If the shoe fits, have the courtesy to wear it. You come on here, make statements without any evidence or logic to back it up and are surprised that you get your head pounded in.
I maintained, somewhat more pungently, that someone who only offers assertions and insults is being rhetorically empty. I didn't say that someone who was (British, pro-Bush, fill in the blank) was thereby incorrect. Only the latter case is one of ad hominem.
Oh dear God, here we go again with the same old pacifist whinge. You offered only assertions. I have challenged you, repeatedly, to provide evidence that Musharaff is a greater threat than Hussein. You have not done so. I have put forward facts - that Iraq has chemical and biological weapons, Iraq has invaded its neighbours and so on. These are facts. You counter by saying my facts are assertions and your assertions are facts. And you wonder why you are regarded with thinly veiled contempt?
Insisting on reasonable dialogue doesn't mean that one suffers fools until the end of time. When you slam your buddy Ivan about abandoning substance ("Thank you, Tariq Aziz" qualifies, methinks), I might acknowledge that you're being even-handed. Not until then.
Awww, did I hurt your little feelings? Wait until hell freezes over for an apology.
Ivan
Precisely and admittedly by those who did it. They wish to eliminate us because we are free; they wish the world to be ruled by Islam and by Shaia. It is exactly an attack on freedom. Have you not read their own words and stated purposes?
You think they attacked us because of oil? How silly.
Those pesky details!
More precisely, they wish to conquer and subjugate us, and then impose Islamic law on us. They violently disagree with the notion of separating church and state, and despise us for having a secular government.
Strange, I don't recall Iraq ever attacking us. All I recall is us attacking them. Tell me where they attacked, Oregon?....Maine?....Florida?
It's called a "metaphor"...you should try it some time!
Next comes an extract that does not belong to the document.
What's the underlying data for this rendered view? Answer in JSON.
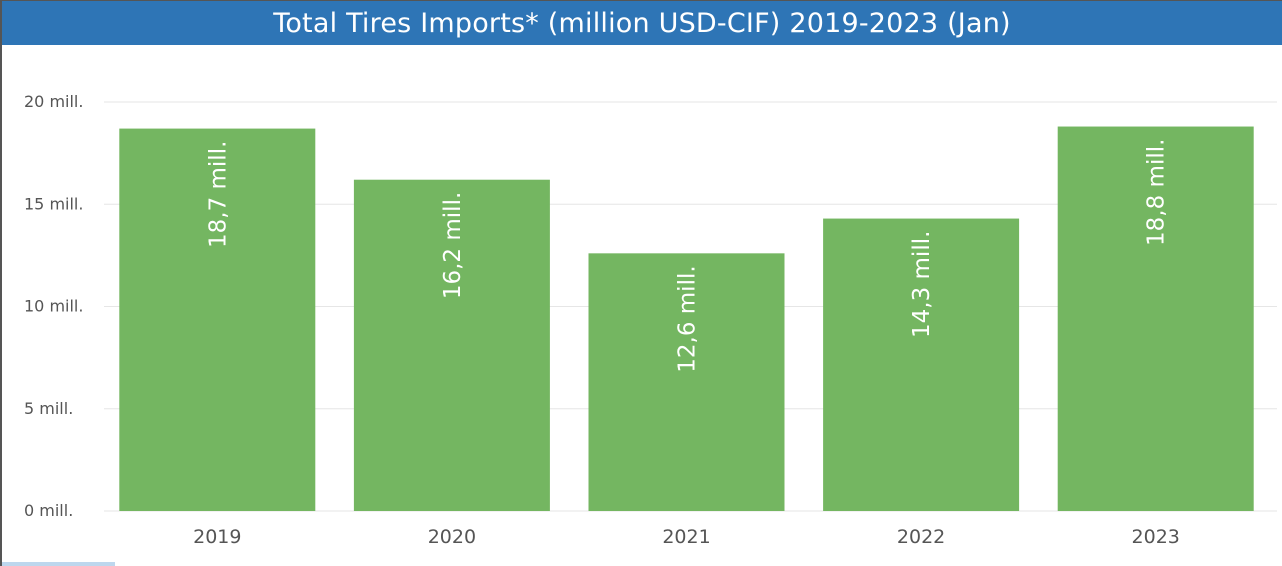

How in the world do you figure this? It's 2002, not 1962.
The question is, of course, how can we justify a "regime change" for Iraq in 2002 and not have justified a change for Cuba in 1962 (or today, for that matter - surely you don't think that Castro has not accumulated nasty weapons specifically for use against the US??).
The answer is that we've become a different people - and a morally inferior people.